Synthesised according to the general procedure, replacing AgOAc with AgOTf, and using 10 equivalents of 3HF.Et₃N, to yield 10F (14 mg, 30%) as a colourless solid, as a single diastereomer. δ_H (399.7 MHz, CDCl₃): 5.87 (1 H, d, J = 4.9 Hz), 4.99 (1 H, ddd, J = 49.2, 2.5, 2.5 Hz), 2.55 (1 H, ddd, J = 16.8, 15.1, 4.9 Hz), 2.40 (1 H, ddd, J = 16.8, 3.3, 3.3 Hz), 2.25–2.16 (2 H, m), 1.91–1.81 (2 H, m), 1.73 (1 H, J = 14.3, 14.3, 4.4), 1.65–0.94 (22 H, m), 0.92 (3 H, d, J = 6.5 Hz), 0.87 (6 H, dd, J = 6.6, 1.7 Hz), 0.74 (3 H, s); δ_C (100.5 MHz, CDCl₃): 200.2, 162.3 (d, J = 12.3 Hz), 128.4 (d, J = 9.1 Hz), 93.7 (d, J = 166.0 Hz), 56.2, 55.9, 53.4, 42.7, 39.6, 38.0, 37.6, 37.4, 37.0, 36.3, 35.9, 34.4, 30.1, 28.3, 28.2, 24.2, 24.0, 23.0, 22.7, 21.0, 18.8, 18.5 (d, J = 0.9 Hz), 12.1; δ_F (376.1 MHz, CDCl₃): −165.07– −165.58 (1F, m, CCFHCH₂). HRMS (ESI⁺) calc. for C₂₇H₄₄FO [M+H]⁺ 404.3371, found 404.3375.

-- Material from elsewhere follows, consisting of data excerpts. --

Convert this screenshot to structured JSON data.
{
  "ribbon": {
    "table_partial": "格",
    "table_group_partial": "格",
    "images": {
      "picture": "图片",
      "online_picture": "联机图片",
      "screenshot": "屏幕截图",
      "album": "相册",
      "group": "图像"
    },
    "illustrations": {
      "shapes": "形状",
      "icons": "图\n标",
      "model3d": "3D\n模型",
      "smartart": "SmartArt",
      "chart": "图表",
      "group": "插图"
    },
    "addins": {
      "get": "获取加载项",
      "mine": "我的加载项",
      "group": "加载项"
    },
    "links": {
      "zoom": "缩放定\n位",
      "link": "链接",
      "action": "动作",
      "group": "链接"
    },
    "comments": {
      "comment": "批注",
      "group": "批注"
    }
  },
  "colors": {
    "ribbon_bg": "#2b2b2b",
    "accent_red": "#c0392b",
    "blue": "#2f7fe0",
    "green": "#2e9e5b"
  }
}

Davies et al. report the isolation of a single diastereomer with configuration as shown above.⁷ Data are in agreement with the reported data.

Radiochemistry

General Procedure for vinylogous ¹⁸F-fluorination

To a 4 mL vial were added AgOAc (1.6 mg, 10 μmol, 1.0 eq.) and imidazolium triflate (2.2 mg,10 μmol, 1.0 eq.), followed by anhydrous dichloroethane (DCE) (700 μL) and acetic acid solution (100 μL of a stock solution in DCE (18 μL HOAc/1 mL DCE), 30 μmol, 3 eq.) The solution was briefly vortexed. The reaction vial was capped with a PTFE/Silicone septum cap and a 100 μL aliquot of [¹⁸F]AgF•K₂₂₂•AgOTf complex in DCE (typically 60–1000 μCi; see Supporting Information) was added to the reaction vial by syringe. Finally the diazo compound (10 μmol in 100 μL DCE) was added by syringe. The reaction was heated in an aluminum block at 100 °C for 30 min with the exclusion of light.¹⁶ After 30 min, the reaction was removed from the heat and allowed to cool to room temperature before analysis by radio-TLC and radio-HPLC to confirm RCY and identity, respectively.